The best way to keep down the emotional and financial cost of divorce is to maintain a sense of compromise. In a big money case in which that signally failed to happen, a wife was hit hard in the pocket for making unrealistic financial demands.

The former couple, aged in their 50s, had two daughters and enjoyed an affluent lifestyle during a relationship that lasted around 12 years. The husband, who came from a wealthy family, was the source of all the money used to fund that lifestyle. The wife conceded at a late stage in the proceedings that the sharing principle should not be applied to the case and that her financial entitlements should be calculated on the basis of her needs.


The proceedings were complicated by a dispute as to the extent to which the wife’s needs had been increased by brain damage that she had suffered in a serious riding accident. She had, amongst other things, accused the husband of wasting millions of pounds on an extravagant property project. He, in turn, had instructed inquiry agents to carry out surveillance on the wife in an attempt to show that she had found a new partner who was providing her with financial support.


Of marital assets worth about £12.25 million, the wife claimed £7,715,000, or about 64 per cent of the total. The husband offered her £2,369,126 on a clean break basis. Ruling on the matter, the judge described the wife’s claim as completely unrealistic and totally outside the range of possible outcomes. She had, amongst other things, claimed about £1.1 million in respect of holidays and weekend breaks.


Finding that the husband’s offer was too low, however, the judge ordered him to pay £3.65 million to meet the wife’s needs for housing and capitalised maintenance. He was also ordered to contribute £400,000 towards her legal costs, bringing the total payable to £4.05 million.
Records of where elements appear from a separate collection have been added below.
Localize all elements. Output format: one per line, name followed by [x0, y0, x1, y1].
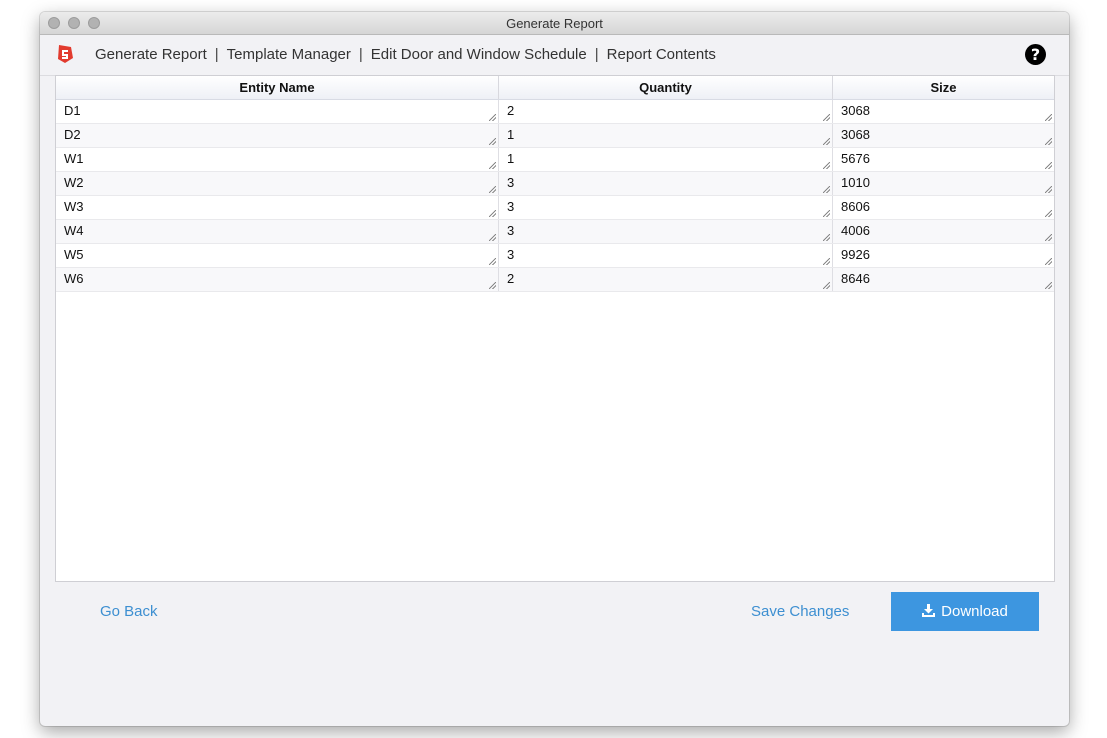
entity-name-field[interactable]: W4 — [56, 220, 498, 243]
entity-name-field[interactable]: W5 — [56, 244, 498, 267]
nav-separator: | — [594, 46, 599, 63]
entity-name-field[interactable]: W6 — [56, 268, 498, 291]
table-cell-size: 3068 — [833, 100, 1054, 123]
table-cell-quantity: 2 — [499, 100, 833, 123]
table-row: W2 3 1010 — [56, 172, 1054, 196]
go-back-button[interactable]: Go Back — [100, 603, 158, 620]
nav-links: Generate Report | Template Manager | Edit Do… — [95, 46, 716, 63]
table-cell-size: 5676 — [833, 148, 1054, 171]
entity-name-field[interactable]: D1 — [56, 100, 498, 123]
table-row: D2 1 3068 — [56, 124, 1054, 148]
table-row: W5 3 9926 — [56, 244, 1054, 268]
download-label: Download — [941, 603, 1008, 620]
quantity-field[interactable]: 1 — [499, 124, 832, 147]
nav-template-manager[interactable]: Template Manager — [227, 46, 351, 63]
size-field[interactable]: 4006 — [833, 220, 1054, 243]
table-cell-quantity: 2 — [499, 268, 833, 291]
table-cell-quantity: 3 — [499, 172, 833, 195]
nav-report-contents[interactable]: Report Contents — [607, 46, 716, 63]
table-cell-quantity: 3 — [499, 196, 833, 219]
size-field[interactable]: 3068 — [833, 124, 1054, 147]
nav-separator: | — [358, 46, 363, 63]
nav-separator: | — [214, 46, 219, 63]
quantity-field[interactable]: 1 — [499, 148, 832, 171]
quantity-field[interactable]: 2 — [499, 100, 832, 123]
table-cell-entity-name: W2 — [56, 172, 499, 195]
save-changes-button[interactable]: Save Changes — [751, 603, 849, 620]
table-row: W3 3 8606 — [56, 196, 1054, 220]
table-cell-quantity: 3 — [499, 244, 833, 267]
table-row: W4 3 4006 — [56, 220, 1054, 244]
table-cell-entity-name: W1 — [56, 148, 499, 171]
table-cell-entity-name: D2 — [56, 124, 499, 147]
size-field[interactable]: 8606 — [833, 196, 1054, 219]
report-window: Generate Report Generate Report | Template… — [40, 12, 1069, 726]
table-row: W6 2 8646 — [56, 268, 1054, 292]
table-cell-entity-name: W5 — [56, 244, 499, 267]
entity-name-field[interactable]: W1 — [56, 148, 498, 171]
entity-name-field[interactable]: W3 — [56, 196, 498, 219]
column-header-size[interactable]: Size — [833, 76, 1054, 99]
size-field[interactable]: 5676 — [833, 148, 1054, 171]
table-cell-size: 1010 — [833, 172, 1054, 195]
table-cell-entity-name: W3 — [56, 196, 499, 219]
quantity-field[interactable]: 3 — [499, 196, 832, 219]
help-icon[interactable]: ? — [1025, 44, 1046, 65]
table-row: W1 1 5676 — [56, 148, 1054, 172]
table-cell-quantity: 1 — [499, 124, 833, 147]
size-field[interactable]: 9926 — [833, 244, 1054, 267]
table-cell-size: 3068 — [833, 124, 1054, 147]
sketchup-logo-icon — [58, 45, 73, 63]
quantity-field[interactable]: 2 — [499, 268, 832, 291]
table-header: Entity Name Quantity Size — [56, 76, 1054, 100]
table-cell-quantity: 3 — [499, 220, 833, 243]
table-cell-size: 8646 — [833, 268, 1054, 291]
quantity-field[interactable]: 3 — [499, 220, 832, 243]
entity-name-field[interactable]: W2 — [56, 172, 498, 195]
entity-name-field[interactable]: D2 — [56, 124, 498, 147]
column-header-quantity[interactable]: Quantity — [499, 76, 833, 99]
download-icon — [922, 603, 936, 617]
size-field[interactable]: 1010 — [833, 172, 1054, 195]
table-cell-size: 9926 — [833, 244, 1054, 267]
table-cell-entity-name: W6 — [56, 268, 499, 291]
window-title: Generate Report — [506, 16, 603, 31]
column-header-entity-name[interactable]: Entity Name — [56, 76, 499, 99]
quantity-field[interactable]: 3 — [499, 172, 832, 195]
nav-bar: Generate Report | Template Manager | Edit Do… — [40, 35, 1069, 76]
table-cell-quantity: 1 — [499, 148, 833, 171]
table-cell-entity-name: W4 — [56, 220, 499, 243]
table-cell-size: 4006 — [833, 220, 1054, 243]
download-button[interactable]: Download — [891, 592, 1039, 631]
size-field[interactable]: 8646 — [833, 268, 1054, 291]
title-bar: Generate Report — [40, 12, 1069, 35]
size-field[interactable]: 3068 — [833, 100, 1054, 123]
table-cell-entity-name: D1 — [56, 100, 499, 123]
table-row: D1 2 3068 — [56, 100, 1054, 124]
quantity-field[interactable]: 3 — [499, 244, 832, 267]
nav-generate-report[interactable]: Generate Report — [95, 46, 207, 63]
nav-edit-door-window-schedule[interactable]: Edit Door and Window Schedule — [371, 46, 587, 63]
report-table: Entity Name Quantity Size D1 2 3068 D2 1 3068… — [55, 75, 1055, 582]
table-cell-size: 8606 — [833, 196, 1054, 219]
The wife had borrowed heavily to fund the proceedings and her legal costs came to about £900,000. In refusing to order the husband to pay the whole of that sum, the judge found that she had presented an unreasonable case. It was fair that she should have to pay £500,000 of those costs herself. The remaining money would be sufficient to provide her with an income of £75,000 a year, which the judge described as a small fortune for most people.